Le soi-disant « plan B » discuté intensément à la Maison Blanche risque de déclencher une confrontation militaire directe avec les forces russes soutenant le régime Assad et fait apparaître le spectre d’une guerre entre les deux plus grandes puissances nucléaires du monde.
On prépare ces plans derrière le dos de la population américaine. Ils ont été bannis de la campagne présidentielle des candidats des deux partis, républicain et démocrate. (Voir : La guerre et l’élection présidentielle américaine de 2016).

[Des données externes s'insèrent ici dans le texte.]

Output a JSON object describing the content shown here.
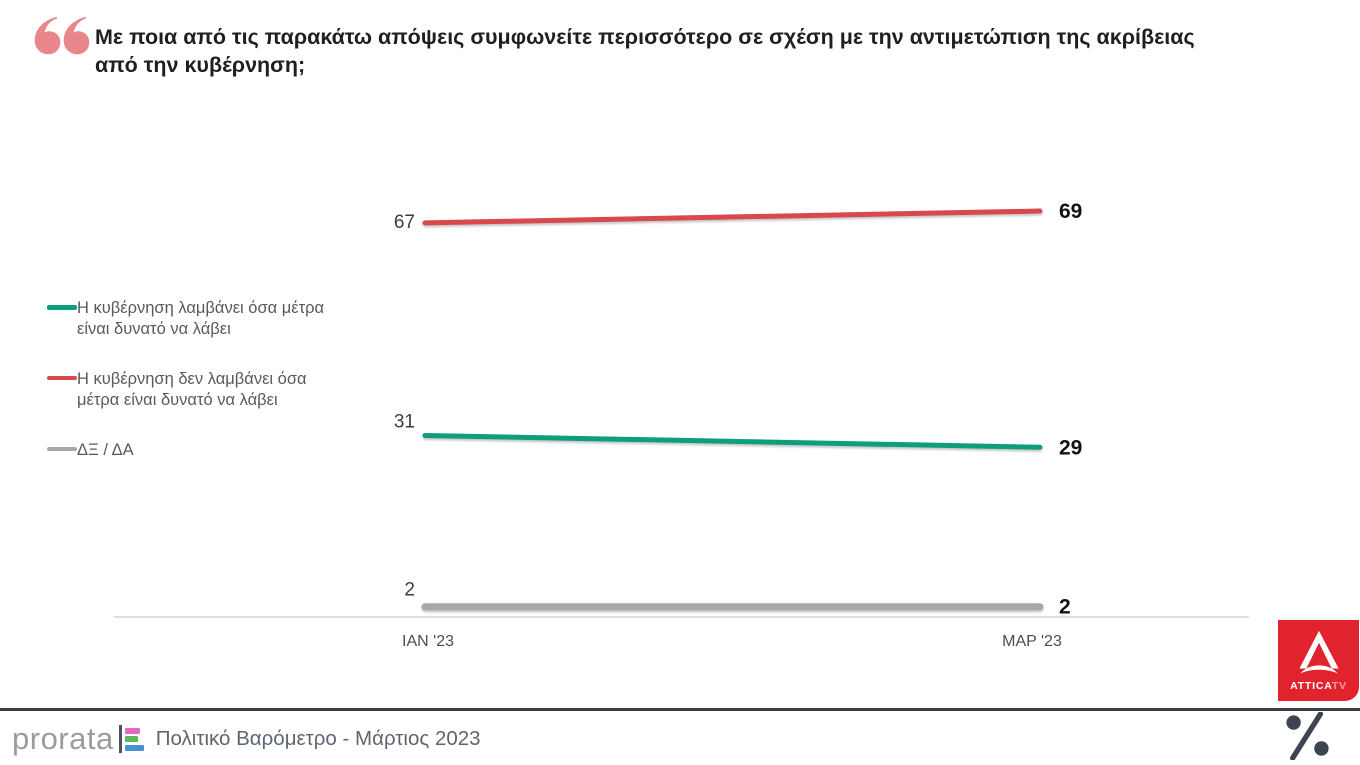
{
  "title": "Με ποια από τις παρακάτω απόψεις συμφωνείτε περισσότερο σε σχέση με την αντιμετώπιση της ακρίβειας\nαπό την κυβέρνηση;",
  "chart_data": {
    "type": "line",
    "categories": [
      "ΙΑΝ '23",
      "ΜΑΡ '23"
    ],
    "series": [
      {
        "name": "Η κυβέρνηση λαμβάνει όσα μέτρα είναι δυνατό να λάβει",
        "values": [
          31,
          29
        ],
        "color": "#0f9e7b"
      },
      {
        "name": "Η κυβέρνηση δεν λαμβάνει όσα μέτρα είναι δυνατό να λάβει",
        "values": [
          67,
          69
        ],
        "color": "#d9484b"
      },
      {
        "name": "ΔΞ / ΔΑ",
        "values": [
          2,
          2
        ],
        "color": "#a8a8a8"
      }
    ],
    "ylim": [
      0,
      100
    ],
    "grid": false,
    "legend_position": "left",
    "value_labels": "both-ends"
  },
  "footer": {
    "brand": "prorata",
    "caption": "Πολιτικό Βαρόμετρο - Μάρτιος 2023"
  },
  "logos": {
    "attica_line1": "ATTICA",
    "attica_line2": "TV"
  },
  "icons": {
    "quote": "open-quote-icon",
    "percent": "percent-logo-icon"
  },
  "colors": {
    "series_green": "#0f9e7b",
    "series_red": "#d9484b",
    "series_gray": "#a8a8a8",
    "attica_red": "#e1232e",
    "quote_pink": "#e8878b",
    "percent_dark": "#3d4450"
  }
}
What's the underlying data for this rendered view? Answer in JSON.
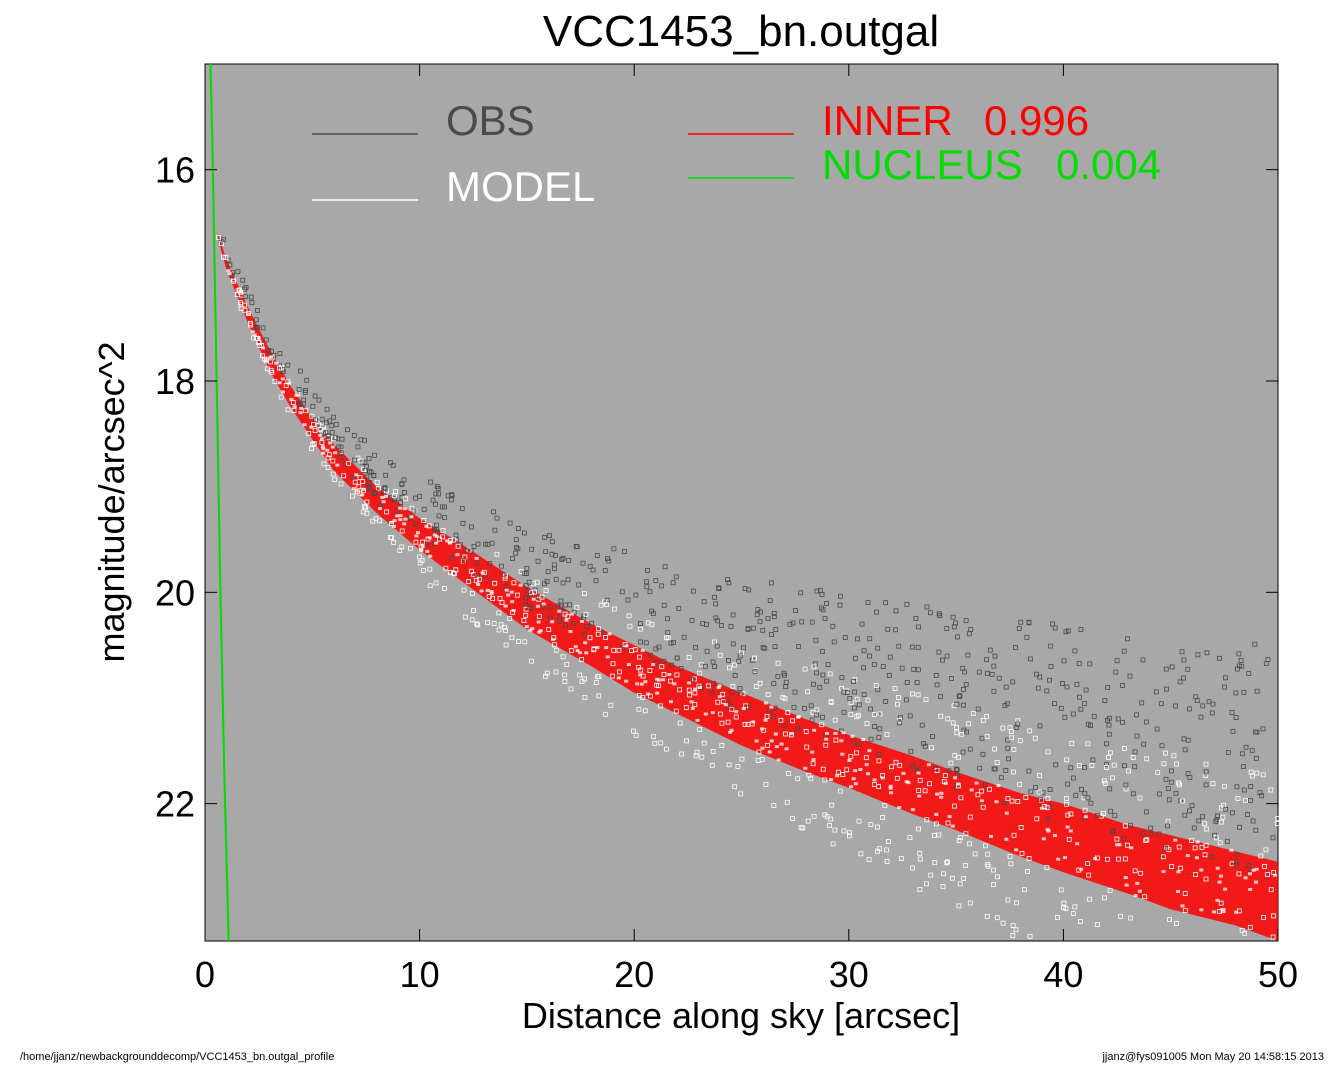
{
  "chart_data": {
    "type": "scatter",
    "title": "VCC1453_bn.outgal",
    "xlabel": "Distance along sky [arcsec]",
    "ylabel": "magnitude/arcsec^2",
    "xlim": [
      0,
      50
    ],
    "ylim": [
      15.0,
      23.3
    ],
    "y_inverted": true,
    "x_ticks": [
      0,
      10,
      20,
      30,
      40,
      50
    ],
    "y_ticks": [
      16,
      18,
      20,
      22
    ],
    "x_tick_labels": [
      "0",
      "10",
      "20",
      "30",
      "40",
      "50"
    ],
    "y_tick_labels": [
      "16",
      "18",
      "20",
      "22"
    ],
    "grid": false,
    "background": "#a8a8a8",
    "legend": {
      "placement": "top",
      "entries": [
        {
          "key": "obs",
          "label": "OBS",
          "value": "",
          "color": "#4a4a4a"
        },
        {
          "key": "model",
          "label": "MODEL",
          "value": "",
          "color": "#ffffff"
        },
        {
          "key": "inner",
          "label": "INNER",
          "value": "0.996",
          "color": "#ff0000"
        },
        {
          "key": "nucleus",
          "label": "NUCLEUS",
          "value": "0.004",
          "color": "#00dd00"
        }
      ]
    },
    "series": [
      {
        "name": "OBS",
        "kind": "scatter",
        "color": "#4a4a4a",
        "x": [
          0.6,
          1,
          2,
          3,
          4,
          5,
          6,
          8,
          10,
          12,
          15,
          18,
          20,
          22,
          25,
          28,
          30,
          33,
          35,
          38,
          40,
          43,
          45,
          48,
          50
        ],
        "y": [
          16.55,
          16.85,
          17.25,
          17.6,
          17.95,
          18.25,
          18.5,
          18.9,
          19.2,
          19.45,
          19.75,
          20.0,
          20.15,
          20.3,
          20.5,
          20.65,
          20.75,
          20.9,
          21.0,
          21.15,
          21.25,
          21.35,
          21.45,
          21.55,
          21.6
        ]
      },
      {
        "name": "MODEL",
        "kind": "scatter",
        "color": "#ffffff",
        "x": [
          0.6,
          1,
          2,
          3,
          4,
          5,
          6,
          8,
          10,
          12,
          15,
          18,
          20,
          22,
          25,
          28,
          30,
          33,
          35,
          38,
          40,
          43,
          45,
          48,
          50
        ],
        "y": [
          16.6,
          16.9,
          17.35,
          17.75,
          18.1,
          18.4,
          18.65,
          19.05,
          19.4,
          19.7,
          20.05,
          20.35,
          20.55,
          20.7,
          20.95,
          21.15,
          21.3,
          21.5,
          21.65,
          21.85,
          21.95,
          22.15,
          22.25,
          22.45,
          22.55
        ]
      },
      {
        "name": "INNER",
        "kind": "band",
        "color": "#ff0000",
        "x": [
          0.6,
          1,
          2,
          3,
          4,
          5,
          6,
          8,
          10,
          12,
          15,
          18,
          20,
          22,
          25,
          28,
          30,
          33,
          35,
          38,
          40,
          43,
          45,
          48,
          50
        ],
        "y_low": [
          16.6,
          16.85,
          17.3,
          17.7,
          18.05,
          18.35,
          18.6,
          19.0,
          19.3,
          19.55,
          19.95,
          20.3,
          20.5,
          20.7,
          20.95,
          21.2,
          21.35,
          21.55,
          21.7,
          21.9,
          22.0,
          22.2,
          22.3,
          22.45,
          22.55
        ],
        "y_high": [
          16.65,
          16.95,
          17.45,
          17.9,
          18.25,
          18.55,
          18.85,
          19.25,
          19.6,
          19.9,
          20.35,
          20.7,
          20.95,
          21.15,
          21.45,
          21.7,
          21.85,
          22.1,
          22.25,
          22.5,
          22.65,
          22.85,
          23.0,
          23.15,
          23.3
        ]
      },
      {
        "name": "NUCLEUS",
        "kind": "line",
        "color": "#00dd00",
        "x": [
          0.25,
          0.35,
          0.5,
          0.7,
          0.9,
          1.1
        ],
        "y": [
          15.0,
          15.8,
          17.5,
          19.8,
          21.7,
          23.3
        ]
      }
    ]
  },
  "footer": {
    "left": "/home/jjanz/newbackgrounddecomp/VCC1453_bn.outgal_profile",
    "right": "jjanz@fys091005  Mon May 20 14:58:15 2013"
  }
}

L'accord annoncé lundi à la suite d’intenses discussions entre le secrétaire d'Etat américain John Kerry et le ministre russe des Affaires étrangères Sergueï Lavrov prévoit un cessez-le-feu à partir de samedi et s’appliquant à tous les combattants de la guerre civile syrienne à l'exclusion de l'État islamique (EI) et du Front al-Nosra, la branche syrienne d'al-Qaïda. La déclaration commune des Etats-Unis et de la Fédération russe exclut également les « autres organisations terroristes désignées par le Conseil de sécurité de l'ONU ».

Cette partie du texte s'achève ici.